Pre-draft measurables
| Height | Weight | 40-yard dash | 20-yard shuttle | Three-cone drill | Vertical jump | Broad jump | Bench press |
| 5 ft 9+7⁄8 in (1.77 m) | 190 lb (86 kg) | 4.58 s | 4.47 s | 7.42 s | 32.0 in (0.81 m) | 9 ft 5+1⁄4 in (2.88 m) | 16 reps |
All values from CFL Combine

===Calgary Stampeders===
Adeleke was drafted by the Calgary Stampeders in the third round, 25th overall, in the 2017 CFL draft and signed with the team on May 27, 2017. He played for two seasons with the Stampeders and won his first Grey Cup championship after the team's victory in the 106th Grey Cup game.

===Hamilton Tiger-Cats===
Adeleke signed as a free agent with the Hamilton Tiger-Cats on February 12, 2019. In 2019, he played in 18 regular season games, starting in 15, where he had 52 defensive tackles, five special teams tackles, and two interceptions. He was then named a CFL All-Star for the first time in his career. He also played in both post-season games, including the 107th Grey Cup, where he had six defensive tackles and one pass knockdown in the team's loss to the Winnipeg Blue Bombers. He did not play in 2020 due to the cancellation of the 2020 CFL season.

In the 2021 season, Adeleke played and started in 12 of 14 regular season games in a truncated season where he recorded 44 defensive tackles, six pass knockdowns, two sacks, and two interceptions. He also played and started in all three of the team's post-season games where he recorded 16 defensive tackles and two pass knockdowns. Adeleke played in his fourth consecutive Grey Cup game, but lost for the third time as the Blue Bombers defeated the Tiger-Cats 33–25 in overtime.

Adeleke played and started in all 18 regular season games for the first time in his career in 2022 where he recorded a career-high 68 defensive tackles and eight pass knockdowns along with two special teams tackles, one forced fumble, one sack, and one interception. He also played in the team's East Semi-Final loss to the Montreal Alouettes where he had three defensive tackles and his first post-season interception.

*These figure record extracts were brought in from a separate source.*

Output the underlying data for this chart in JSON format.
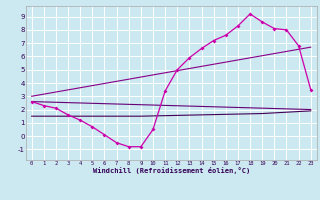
{
  "bg_color": "#cce8f0",
  "grid_color": "#ffffff",
  "line_color_magenta": "#cc00aa",
  "line_color_purple1": "#880088",
  "line_color_purple2": "#660077",
  "line_color_darkpurple": "#440055",
  "xlabel": "Windchill (Refroidissement éolien,°C)",
  "ylabel_ticks": [
    -1,
    0,
    1,
    2,
    3,
    4,
    5,
    6,
    7,
    8,
    9
  ],
  "xlabel_ticks": [
    0,
    1,
    2,
    3,
    4,
    5,
    6,
    7,
    8,
    9,
    10,
    11,
    12,
    13,
    14,
    15,
    16,
    17,
    18,
    19,
    20,
    21,
    22,
    23
  ],
  "xlim": [
    -0.5,
    23.5
  ],
  "ylim": [
    -1.8,
    9.8
  ],
  "series1_x": [
    0,
    1,
    2,
    3,
    4,
    5,
    6,
    7,
    8,
    9,
    10,
    11,
    12,
    13,
    14,
    15,
    16,
    17,
    18,
    19,
    20,
    21,
    22,
    23
  ],
  "series1_y": [
    2.6,
    2.3,
    2.1,
    1.6,
    1.2,
    0.7,
    0.1,
    -0.5,
    -0.8,
    -0.8,
    0.5,
    3.4,
    5.0,
    5.9,
    6.6,
    7.2,
    7.6,
    8.3,
    9.2,
    8.6,
    8.1,
    8.0,
    6.8,
    3.5
  ],
  "series2_x": [
    0,
    23
  ],
  "series2_y": [
    2.6,
    2.0
  ],
  "series3_x": [
    0,
    23
  ],
  "series3_y": [
    3.0,
    6.7
  ],
  "series4_x": [
    0,
    3,
    9,
    19,
    23
  ],
  "series4_y": [
    1.5,
    1.5,
    1.5,
    1.7,
    1.9
  ]
}
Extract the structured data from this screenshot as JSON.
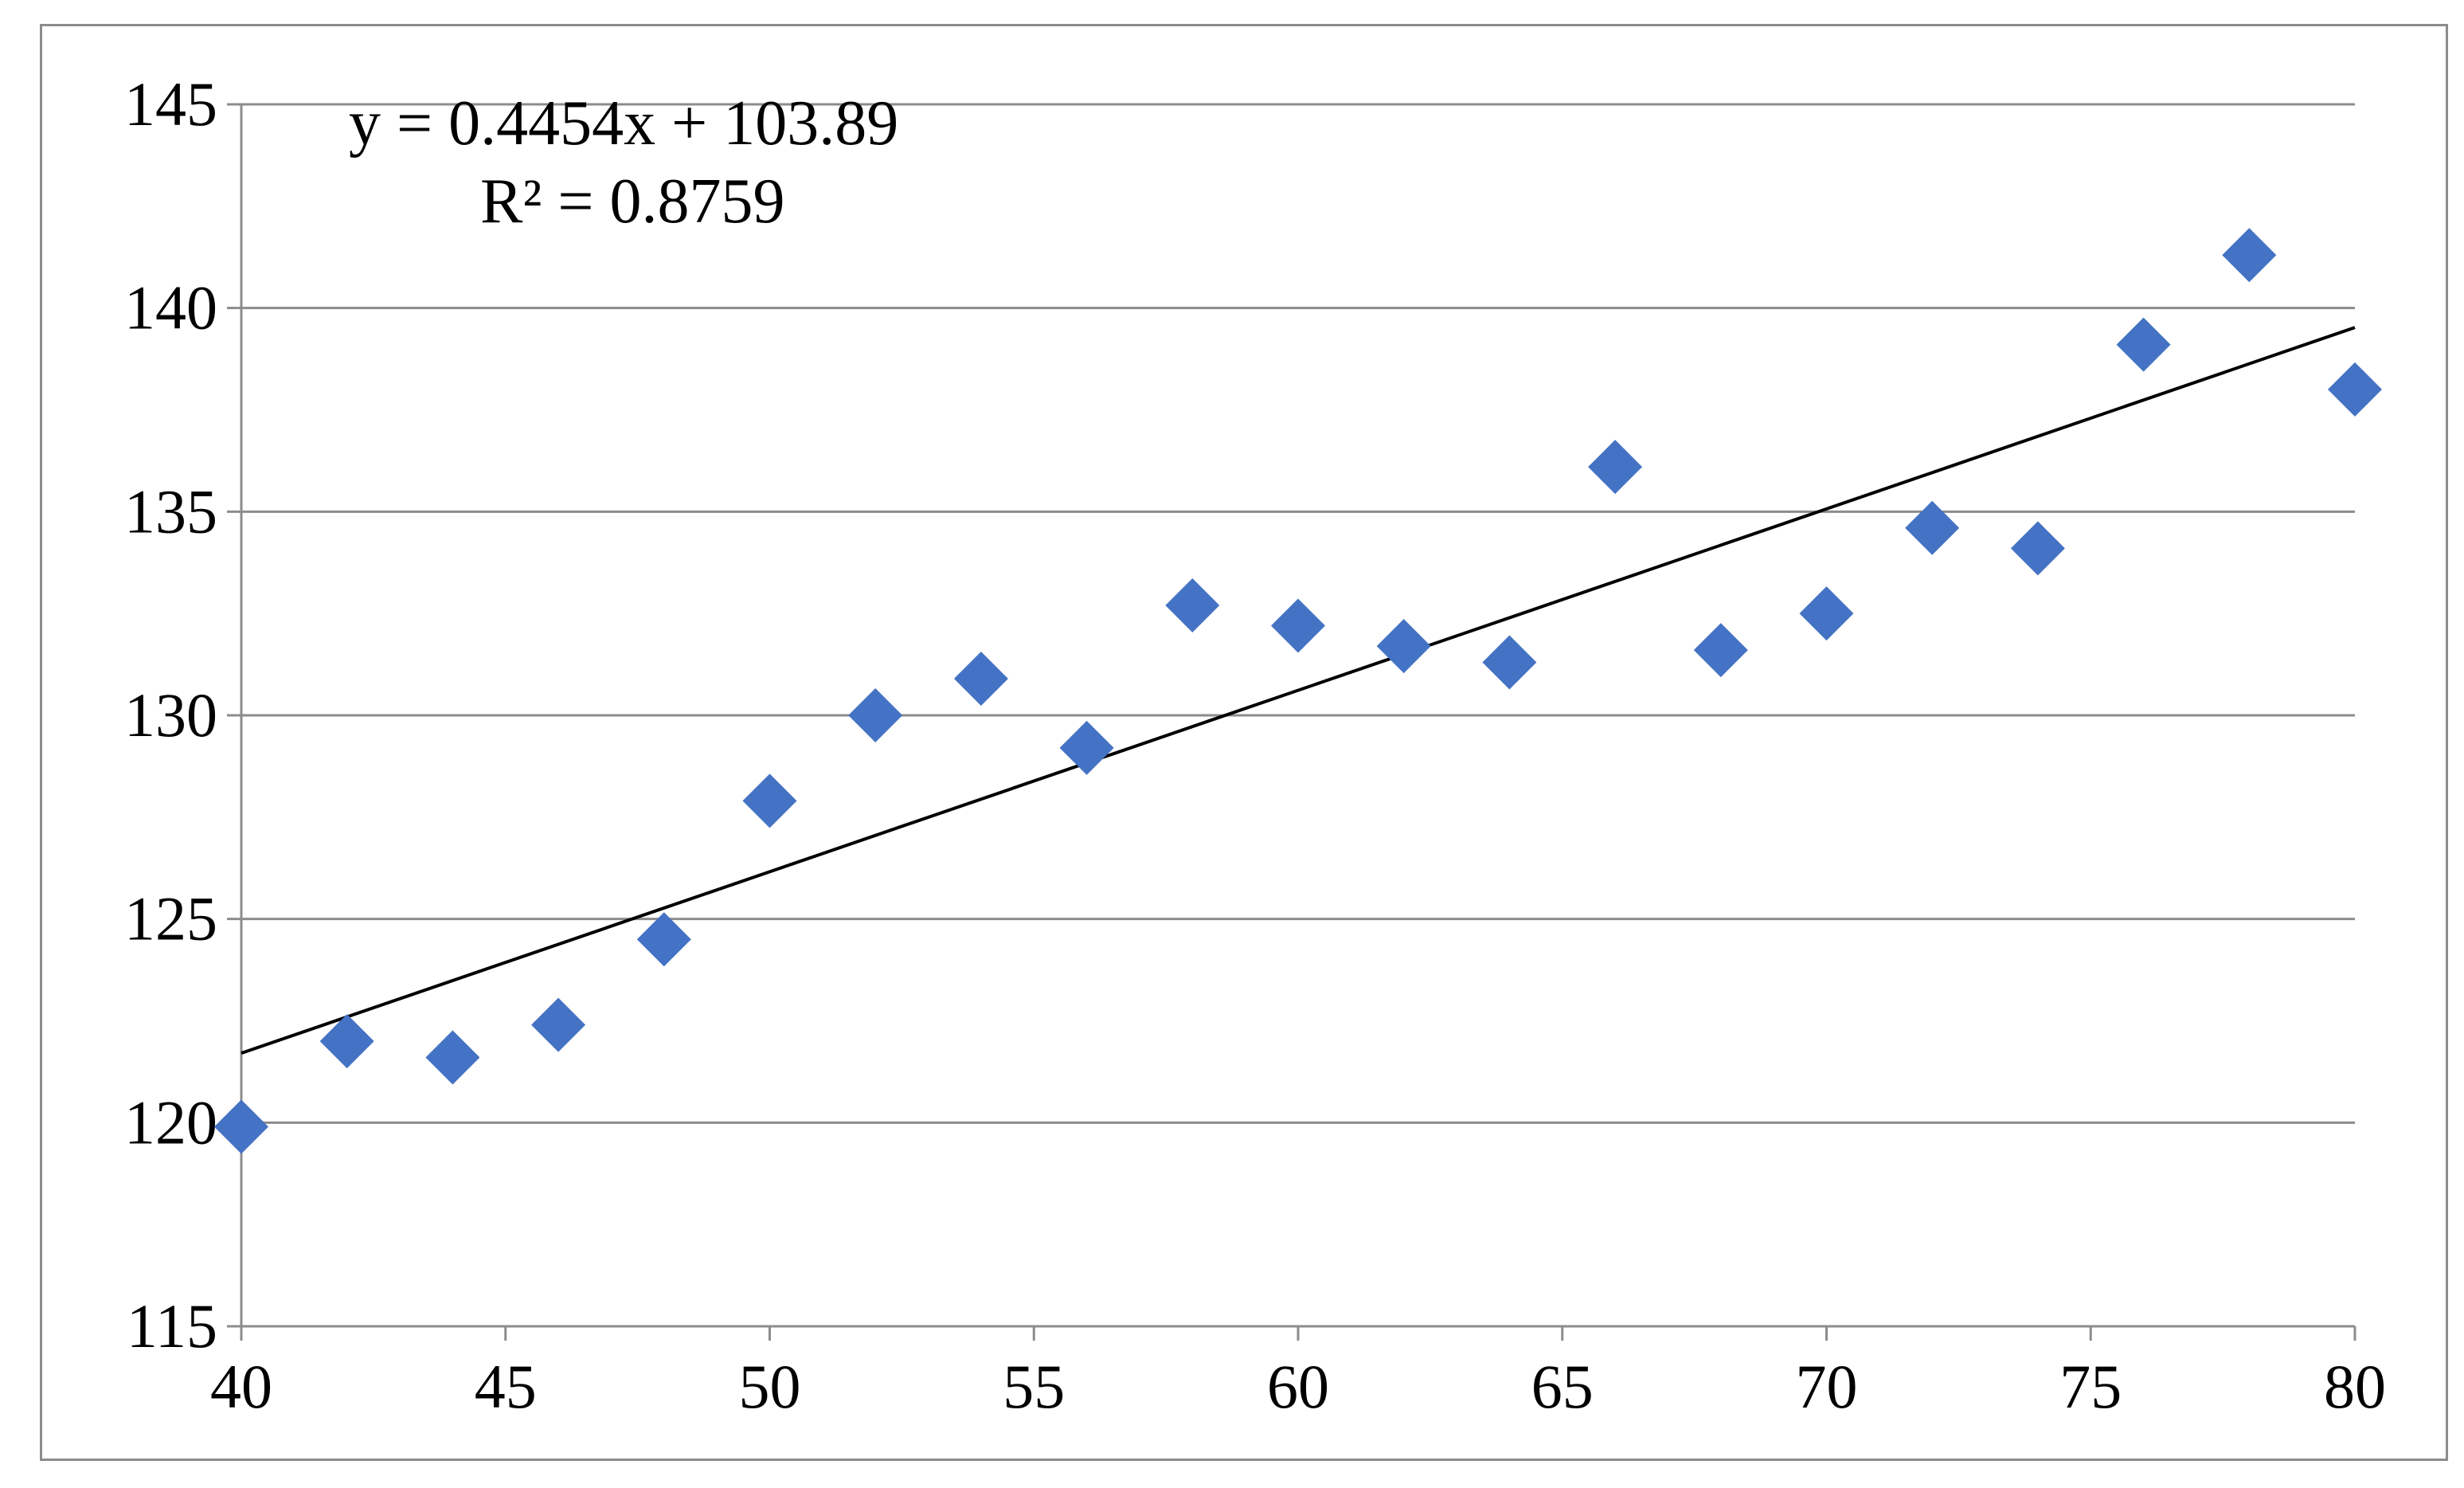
{
  "chart_data": {
    "type": "scatter",
    "title": "",
    "xlabel": "",
    "ylabel": "",
    "xlim": [
      40,
      80
    ],
    "ylim": [
      115,
      145
    ],
    "x_ticks": [
      40,
      45,
      50,
      55,
      60,
      65,
      70,
      75,
      80
    ],
    "y_ticks": [
      115,
      120,
      125,
      130,
      135,
      140,
      145
    ],
    "x_tick_labels": [
      "40",
      "45",
      "50",
      "55",
      "60",
      "65",
      "70",
      "75",
      "80"
    ],
    "y_tick_labels": [
      "115",
      "120",
      "125",
      "130",
      "135",
      "140",
      "145"
    ],
    "grid": "horizontal",
    "legend": "none",
    "series": [
      {
        "marker": "diamond",
        "color": "#4472C4",
        "points": [
          {
            "x": 40,
            "y": 119.9
          },
          {
            "x": 42,
            "y": 122.0
          },
          {
            "x": 44,
            "y": 121.6
          },
          {
            "x": 46,
            "y": 122.4
          },
          {
            "x": 48,
            "y": 124.5
          },
          {
            "x": 50,
            "y": 127.9
          },
          {
            "x": 52,
            "y": 130.0
          },
          {
            "x": 54,
            "y": 130.9
          },
          {
            "x": 56,
            "y": 129.2
          },
          {
            "x": 58,
            "y": 132.7
          },
          {
            "x": 60,
            "y": 132.2
          },
          {
            "x": 62,
            "y": 131.7
          },
          {
            "x": 64,
            "y": 131.3
          },
          {
            "x": 66,
            "y": 136.1
          },
          {
            "x": 68,
            "y": 131.6
          },
          {
            "x": 70,
            "y": 132.5
          },
          {
            "x": 72,
            "y": 134.6
          },
          {
            "x": 74,
            "y": 134.1
          },
          {
            "x": 76,
            "y": 139.1
          },
          {
            "x": 78,
            "y": 141.3
          },
          {
            "x": 80,
            "y": 138.0
          }
        ]
      }
    ],
    "trendline": {
      "type": "linear",
      "slope": 0.4454,
      "intercept": 103.89,
      "color": "#000000",
      "equation_label": "y = 0.4454x + 103.89",
      "r2_label": "R² = 0.8759"
    }
  }
}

In 2023, Adeleke sat out eight games due to injury, playing in ten, where he had 31 defensive tackles, three special teams tackles, one pass knockdown, one forced fumble, and one fumble return. He suffered a season-ending injury in week 14 and did not play in the team's playoff game. He became a free agent upon the expiry of his contract on February 13, 2024.

===Toronto Argonauts===
On February 13, 2024, it was announced that Adeleke had signed with the Toronto Argonauts. He began the season on the six-game injured list before being placed on the practice roster for the two subsequent games. He then played in the last ten regular season games, including three starts, where he had 15 defensive tackles, one special teams tackle, and one pass knockdown. Adeleke started in all three post-season games, including the 111th Grey Cup where he had two defensive tackles in the Argonauts' 41–24 victory over the Winnipeg Blue Bombers. He became a free agent upon the expiry of his contract on February 11, 2025.

===Ottawa Redblacks===
On February 11, 2025, Adeleke signed a one-year contract with the Ottawa Redblacks. However, on May 9, 2025, just before the open of training camp for the 2025 season, Adeleke was placed on the retired list.

==Coaching career==
Adeleke joined the coaching staff for the Carleton Ravens as the team's co-pass game coordinator and assistant special teams coach for the 2025 season.